En Zoonosis el director nos había dicho antes que donde hay más perros abandonados es en los barrios pobres y donde están los "desplazados". Todos los pobres tienen perros. Si a una familia la sacan a la brava de su parcela, por ejemplo. La "desplazan" para usar el eufemismo. Con seguridad se vienen para Bogotá con varios perros. Los perros siempre vienen con la gente. "Un perro no se vendría solo para Bogotá", dijo el director esa mañana, "desde el Chocó o Los Llanos". Salimos al patio "central" y vimos los perros en las jaulas. Una a una miramos las jaulas atestadas de perros. El "lanetas" seguía allí. Los perros tenían los ojos apagados como pepas de corozo. Estaban entristecidos. Respirando los últimos sorbos de aire. El Centro era su última etapa. Ahí estaban. Eran varios en las jaulas. Muchos. Muchísimos perros solos. Sentí que estaba en la parte de atrás. En el establo de la vida. En el sótano de Bogotá. Pensé que nosotros habíamos atraído a estos animales. Los sedujimos con caricias en el lomo y en la frente. Ellos eran salvajes, andaban en manada. Podían defenderse. Nosotros los privamos de eso y los convencimos de que se vinieran para nuestras casas. Y los vendimos así.

"Si quieren", dijo el director, "pasamos para que miren el horno". Salimos por otra parte y yo miré otra vez le jaula del "lanetas". A 20 metros. Allí estaba él pero ya no me miró. Llegamos al horno. Vimos dos cámaras que arden a 870 grados centígrados y convierten en cenizas los cuerpos de los perros muertos. Un operario los traía en una carretilla y los iba echando en la candela. Alcanzaba a traer varios en cada viaje. Vimos cómo las patas se ponían rígidas y negras mientras ardían. Por cada cien kilos de peso salen cinco de ceniza. No hay humo. No hay contaminación para las casas vecinas. Hay un técnico vigilando cada vez que va a haber quema. Vigila el horno y un tanque de 1.500 galones de gas propano que sirve de combustible. Nunca ha pasado nada. En ese instante llegó un operario con la carretilla. Esta vez no traía varios perros. Traía una sola bolsa negra y enorme. Yo me agaché y abrí la bolsa y miré. Era el "lanetas" ya. Yo miré para un papayuelo que salía de un patio vecino. Me sentí miserable. Por no haberlo sacado al "lanetas". Por no haberlo ayudado. Hubiera sido fácil. El "lanetas" hubiera hecho buen equipo con "Maní" y los niños. Lo hubiéramos podido llevar al fútbol los sábados. "Maní" lo hubiera recibido bien. Me dieron ganas de ponerme a llorar. De vomitar. De vuelta del horno pasamos por un patio que tiene pasto y un corralito. Ahí había unos pocos perros sanos. Jugando. "Estos los hemos separado", dijo el director, "para darlos en adopción". Algunas familias siguiendo la ruta inversa vienen a Zoonosis en busca de un perrito. El Centro se los entrega esterilizados. Vacunados. Desparasitados. Se cobran 80 mil pesos por perro.
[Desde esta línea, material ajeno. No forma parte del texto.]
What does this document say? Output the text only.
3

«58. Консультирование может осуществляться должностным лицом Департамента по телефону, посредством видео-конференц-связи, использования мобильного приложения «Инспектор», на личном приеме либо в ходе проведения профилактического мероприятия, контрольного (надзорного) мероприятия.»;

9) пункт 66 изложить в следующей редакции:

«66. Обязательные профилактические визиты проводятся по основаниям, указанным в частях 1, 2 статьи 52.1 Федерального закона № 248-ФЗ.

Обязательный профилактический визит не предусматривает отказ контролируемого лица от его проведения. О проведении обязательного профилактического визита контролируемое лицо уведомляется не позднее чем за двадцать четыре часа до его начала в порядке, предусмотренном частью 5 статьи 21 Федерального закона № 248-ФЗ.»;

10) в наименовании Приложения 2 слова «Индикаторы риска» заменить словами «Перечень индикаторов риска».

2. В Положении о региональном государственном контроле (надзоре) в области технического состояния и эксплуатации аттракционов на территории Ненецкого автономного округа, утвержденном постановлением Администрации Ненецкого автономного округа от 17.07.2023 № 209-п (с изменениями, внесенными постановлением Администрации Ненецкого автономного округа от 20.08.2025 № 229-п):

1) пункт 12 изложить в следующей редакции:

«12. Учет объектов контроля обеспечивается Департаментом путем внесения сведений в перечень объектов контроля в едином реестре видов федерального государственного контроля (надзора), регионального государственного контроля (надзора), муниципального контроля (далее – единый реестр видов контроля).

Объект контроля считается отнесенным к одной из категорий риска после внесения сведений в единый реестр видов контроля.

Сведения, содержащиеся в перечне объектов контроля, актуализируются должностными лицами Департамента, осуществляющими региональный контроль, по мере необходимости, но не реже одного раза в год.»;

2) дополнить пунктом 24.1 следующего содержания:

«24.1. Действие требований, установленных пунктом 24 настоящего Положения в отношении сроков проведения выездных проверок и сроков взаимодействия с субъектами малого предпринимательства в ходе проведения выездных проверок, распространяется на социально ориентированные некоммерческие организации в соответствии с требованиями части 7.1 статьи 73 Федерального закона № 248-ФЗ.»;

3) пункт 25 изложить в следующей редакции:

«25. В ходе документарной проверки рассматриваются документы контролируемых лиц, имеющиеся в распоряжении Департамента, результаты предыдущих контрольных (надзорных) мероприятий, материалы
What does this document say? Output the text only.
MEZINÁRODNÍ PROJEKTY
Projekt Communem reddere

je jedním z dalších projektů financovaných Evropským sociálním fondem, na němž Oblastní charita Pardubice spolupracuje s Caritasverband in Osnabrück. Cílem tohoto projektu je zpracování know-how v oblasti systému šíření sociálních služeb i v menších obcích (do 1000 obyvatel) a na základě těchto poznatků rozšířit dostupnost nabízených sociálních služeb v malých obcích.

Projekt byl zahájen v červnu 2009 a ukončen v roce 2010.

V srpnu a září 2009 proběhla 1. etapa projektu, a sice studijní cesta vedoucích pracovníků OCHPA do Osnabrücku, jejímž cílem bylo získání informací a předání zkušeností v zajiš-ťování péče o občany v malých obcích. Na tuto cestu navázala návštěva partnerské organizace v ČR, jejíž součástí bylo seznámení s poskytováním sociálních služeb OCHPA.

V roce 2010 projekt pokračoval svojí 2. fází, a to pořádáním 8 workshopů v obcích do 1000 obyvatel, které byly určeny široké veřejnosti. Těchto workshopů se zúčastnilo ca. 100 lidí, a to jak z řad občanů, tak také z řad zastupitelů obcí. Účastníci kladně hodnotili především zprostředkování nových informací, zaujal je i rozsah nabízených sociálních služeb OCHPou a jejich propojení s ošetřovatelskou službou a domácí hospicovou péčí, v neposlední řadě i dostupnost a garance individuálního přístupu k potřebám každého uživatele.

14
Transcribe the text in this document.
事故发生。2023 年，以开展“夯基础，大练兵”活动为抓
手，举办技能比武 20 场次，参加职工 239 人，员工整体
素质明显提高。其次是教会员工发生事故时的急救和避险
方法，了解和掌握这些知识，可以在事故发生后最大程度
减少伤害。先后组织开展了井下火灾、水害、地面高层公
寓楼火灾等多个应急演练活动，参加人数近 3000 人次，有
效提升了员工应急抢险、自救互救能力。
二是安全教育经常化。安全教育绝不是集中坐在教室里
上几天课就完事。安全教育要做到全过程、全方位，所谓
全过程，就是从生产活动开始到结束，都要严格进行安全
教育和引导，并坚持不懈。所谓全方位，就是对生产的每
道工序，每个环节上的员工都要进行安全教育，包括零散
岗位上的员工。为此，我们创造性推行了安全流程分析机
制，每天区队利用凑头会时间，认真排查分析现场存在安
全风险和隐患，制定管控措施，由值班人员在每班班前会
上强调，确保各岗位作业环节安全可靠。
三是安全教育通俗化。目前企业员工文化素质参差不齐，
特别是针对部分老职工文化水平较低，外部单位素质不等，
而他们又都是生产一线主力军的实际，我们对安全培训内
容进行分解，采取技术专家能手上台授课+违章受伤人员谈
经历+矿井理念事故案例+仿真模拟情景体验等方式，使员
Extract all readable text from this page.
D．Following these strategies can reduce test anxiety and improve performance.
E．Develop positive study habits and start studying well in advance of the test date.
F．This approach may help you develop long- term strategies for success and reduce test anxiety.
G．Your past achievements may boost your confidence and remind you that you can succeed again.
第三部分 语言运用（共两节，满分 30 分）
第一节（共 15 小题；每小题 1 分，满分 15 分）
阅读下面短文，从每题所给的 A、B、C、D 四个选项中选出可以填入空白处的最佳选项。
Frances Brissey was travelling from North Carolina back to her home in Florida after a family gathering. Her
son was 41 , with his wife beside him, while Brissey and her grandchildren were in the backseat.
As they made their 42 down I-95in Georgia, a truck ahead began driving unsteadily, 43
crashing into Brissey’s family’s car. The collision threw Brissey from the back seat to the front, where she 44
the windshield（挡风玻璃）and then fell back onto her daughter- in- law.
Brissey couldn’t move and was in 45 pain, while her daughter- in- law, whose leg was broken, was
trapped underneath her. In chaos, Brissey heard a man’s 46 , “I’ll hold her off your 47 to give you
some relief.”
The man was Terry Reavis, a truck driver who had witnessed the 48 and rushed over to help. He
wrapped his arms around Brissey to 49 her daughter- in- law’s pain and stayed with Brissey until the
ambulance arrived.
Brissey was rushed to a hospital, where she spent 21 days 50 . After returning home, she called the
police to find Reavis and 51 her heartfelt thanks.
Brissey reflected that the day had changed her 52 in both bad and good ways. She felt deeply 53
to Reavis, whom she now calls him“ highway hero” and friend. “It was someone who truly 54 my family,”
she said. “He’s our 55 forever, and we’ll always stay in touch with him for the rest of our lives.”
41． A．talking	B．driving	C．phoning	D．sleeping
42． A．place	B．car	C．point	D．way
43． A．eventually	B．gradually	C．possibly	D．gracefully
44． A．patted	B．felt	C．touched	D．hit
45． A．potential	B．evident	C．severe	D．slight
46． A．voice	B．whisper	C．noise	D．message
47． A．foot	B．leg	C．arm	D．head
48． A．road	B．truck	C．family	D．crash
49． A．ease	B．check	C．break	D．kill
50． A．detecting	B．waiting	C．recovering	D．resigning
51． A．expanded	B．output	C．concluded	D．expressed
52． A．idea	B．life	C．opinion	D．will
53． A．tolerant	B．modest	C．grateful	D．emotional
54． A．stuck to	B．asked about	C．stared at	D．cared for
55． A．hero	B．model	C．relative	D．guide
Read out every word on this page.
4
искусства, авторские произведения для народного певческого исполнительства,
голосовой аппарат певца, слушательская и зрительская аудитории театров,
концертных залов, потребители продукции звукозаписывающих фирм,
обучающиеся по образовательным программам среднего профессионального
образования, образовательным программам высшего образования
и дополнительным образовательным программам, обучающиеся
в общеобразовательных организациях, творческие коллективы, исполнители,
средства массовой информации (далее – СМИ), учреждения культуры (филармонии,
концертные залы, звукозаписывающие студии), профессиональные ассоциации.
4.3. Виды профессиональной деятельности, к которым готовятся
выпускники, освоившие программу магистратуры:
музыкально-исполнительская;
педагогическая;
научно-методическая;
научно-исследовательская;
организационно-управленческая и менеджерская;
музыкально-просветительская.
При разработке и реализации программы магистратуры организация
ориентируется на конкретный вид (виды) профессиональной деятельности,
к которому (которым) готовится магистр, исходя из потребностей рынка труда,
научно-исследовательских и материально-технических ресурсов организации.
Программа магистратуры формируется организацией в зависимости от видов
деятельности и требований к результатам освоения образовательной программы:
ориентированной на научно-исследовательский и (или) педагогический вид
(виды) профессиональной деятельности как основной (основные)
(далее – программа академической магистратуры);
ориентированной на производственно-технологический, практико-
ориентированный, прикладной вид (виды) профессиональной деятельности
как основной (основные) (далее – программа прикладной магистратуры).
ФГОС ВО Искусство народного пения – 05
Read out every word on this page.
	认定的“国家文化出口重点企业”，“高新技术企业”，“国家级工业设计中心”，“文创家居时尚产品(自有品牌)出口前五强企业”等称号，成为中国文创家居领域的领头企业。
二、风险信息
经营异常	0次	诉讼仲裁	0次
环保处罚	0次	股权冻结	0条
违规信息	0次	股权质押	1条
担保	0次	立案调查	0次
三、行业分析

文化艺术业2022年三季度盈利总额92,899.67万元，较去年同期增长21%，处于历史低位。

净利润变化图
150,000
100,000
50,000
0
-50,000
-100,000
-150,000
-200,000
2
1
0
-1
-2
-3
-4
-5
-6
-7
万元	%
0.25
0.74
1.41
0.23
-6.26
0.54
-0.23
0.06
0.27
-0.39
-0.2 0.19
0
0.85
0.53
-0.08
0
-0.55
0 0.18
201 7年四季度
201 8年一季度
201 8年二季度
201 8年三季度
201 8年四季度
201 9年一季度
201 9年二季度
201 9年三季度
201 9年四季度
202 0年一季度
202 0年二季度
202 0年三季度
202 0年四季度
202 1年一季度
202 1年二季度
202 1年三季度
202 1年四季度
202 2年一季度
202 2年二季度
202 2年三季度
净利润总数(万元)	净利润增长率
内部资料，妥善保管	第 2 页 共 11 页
La redada. 60 perros de cuota. Camilo y yo sentimos que pronto íbamos a ser presas del atavismo. De la sed de violencia arcaica y sangrienta de la cacería. "Nos faltan", pensé, "treinta animales por lo menos". Cuando sentí el impulso de empezar a delatar. A buscar. A señalar el siguiente perro. Cuando sentí eso les dije que pararan. Que nos dejaran bajarnos. Pararon y nos bajamos. Nos despedimos a toda prisa y nos subimos a un taxi con el rabo entre las piernas.

En el camino me fui pensando en cómo sería una redada de estas en un barrio de ricos. ¿En el parque de la 93? ¿En la T? ¿En el Lineal el Virrey? Ahí me acordé otra vez de "Maní". Lo vi. Nos vi. Caminando por el parquecito frente al edificio. Me puse a pensar en qué le iba a decir a "Maní" al llegar a la casa. Y esta es la hora en que no le dicho nada. Tengo vergüenza de acercarme a mi perro.